Insieme alla comunicazione della rinuncia al legittimo impedimento, il legali del ministro hanno annunciato inoltre la scelta del rito abbreviato incondizionato. Il processo andrà dunque avanti a porte chiuse, basandosi unicamente sui fatti documentati senza dichiarazioni dei testimoni e darà agli imputati un eventuale sconto di pena in caso di condanna.
Il ministro (prima al Federalismo, poi al Decentramento, anche se le deleghe ancora oggi dopo 17 giorni non sono state pubblicate sulla Gazzetta ufficiale) al termine dell'udienza ha abbandonato il tribunale attraverso una porta laterale, senza incontrare i giornalisti che lo attendevano per una dichiarazione.
«Ho condiviso con Aldo Brancher la decisione di dimettersi da Ministro», ha affermato il premier Silvio Berlusconi in un comunicato diffuso nel pomeriggio. «Conosco e apprezzo ormai da molti anni l'on. Brancher - ha prosegue la nota - e so con quanta passione e capacità avrebbe potuto ricoprire il ruolo che gli era stato affidato. La volontà di evitare il trascinarsi di polemiche ingiuste e strumentali dimostra ancora una volta la sua volontà di operare esclusivamente per il bene del Paese e non già per interessi personali. Sono certo che superato questo momento l'on. Brancher potrà, come sempre, offrire il suo fattivo contributo all'operato del Governo e alla coalizione».

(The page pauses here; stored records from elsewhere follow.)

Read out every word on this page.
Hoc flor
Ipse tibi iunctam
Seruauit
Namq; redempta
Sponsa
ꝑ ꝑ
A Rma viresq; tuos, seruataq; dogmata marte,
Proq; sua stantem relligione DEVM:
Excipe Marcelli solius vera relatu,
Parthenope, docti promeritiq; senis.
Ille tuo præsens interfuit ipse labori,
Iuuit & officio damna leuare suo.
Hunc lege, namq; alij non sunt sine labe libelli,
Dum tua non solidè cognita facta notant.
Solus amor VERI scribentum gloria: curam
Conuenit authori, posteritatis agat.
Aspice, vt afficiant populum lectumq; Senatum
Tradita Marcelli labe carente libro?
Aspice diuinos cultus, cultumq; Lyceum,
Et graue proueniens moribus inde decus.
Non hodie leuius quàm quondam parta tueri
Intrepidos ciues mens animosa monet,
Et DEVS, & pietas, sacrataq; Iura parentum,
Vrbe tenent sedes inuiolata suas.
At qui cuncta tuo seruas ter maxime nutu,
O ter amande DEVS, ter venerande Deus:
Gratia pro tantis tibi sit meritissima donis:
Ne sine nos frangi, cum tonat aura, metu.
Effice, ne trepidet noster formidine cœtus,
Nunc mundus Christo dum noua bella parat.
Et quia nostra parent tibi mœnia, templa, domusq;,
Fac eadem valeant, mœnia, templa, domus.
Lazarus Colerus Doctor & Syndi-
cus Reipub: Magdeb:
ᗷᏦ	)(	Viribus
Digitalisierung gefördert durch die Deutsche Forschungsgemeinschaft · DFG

L'esponente del Pdl è accusato insieme alla moglie di appropriazione indebita e ricettazione in relazione a somme pari a circa 1 milione di euro ricevute da Giampiero Fiorani, durante il tentativo di scalata all'Antonveneta.
Molteplici le dichiarazioni da parte di tutto l’arco politico che spaziano dal riconoscimento del senso istituzionale pronunciate da esponenti del centrodestra sino alla soddisfazione per la battaglia vinta espressa dai politici del centrosinistra.
«Le dimissioni del ministro al legittimo impedimento sono una grande vittoria di Italia dei Valori e della determinazione che ha avuto e del Pd che con noi ha scelto di percorrere la via della mozione di sfiducia», ha affermato Massimo Donadi, presidente dei deputati dell'Idv mentre Dario Franceschini, capogruppo dei deputati Pd ha dichiarato «Le dimissioni del ministro Brancher sono una vittoria del Pd e dell'opposizione».
Altero Matteoli, ministro delle Infrastrutture ha invece gettato acqua sul fuoco cercando di chiudere la vicenda "Finiranno - ha detto - le strumentalizzazioni fatte su questa nomina. Fibrillazioni nella maggioranza? Non c'è più il contendere della polemica, sia per quanto riguarda il fuoco nemico sia per quanto riguarda il fuoco amico".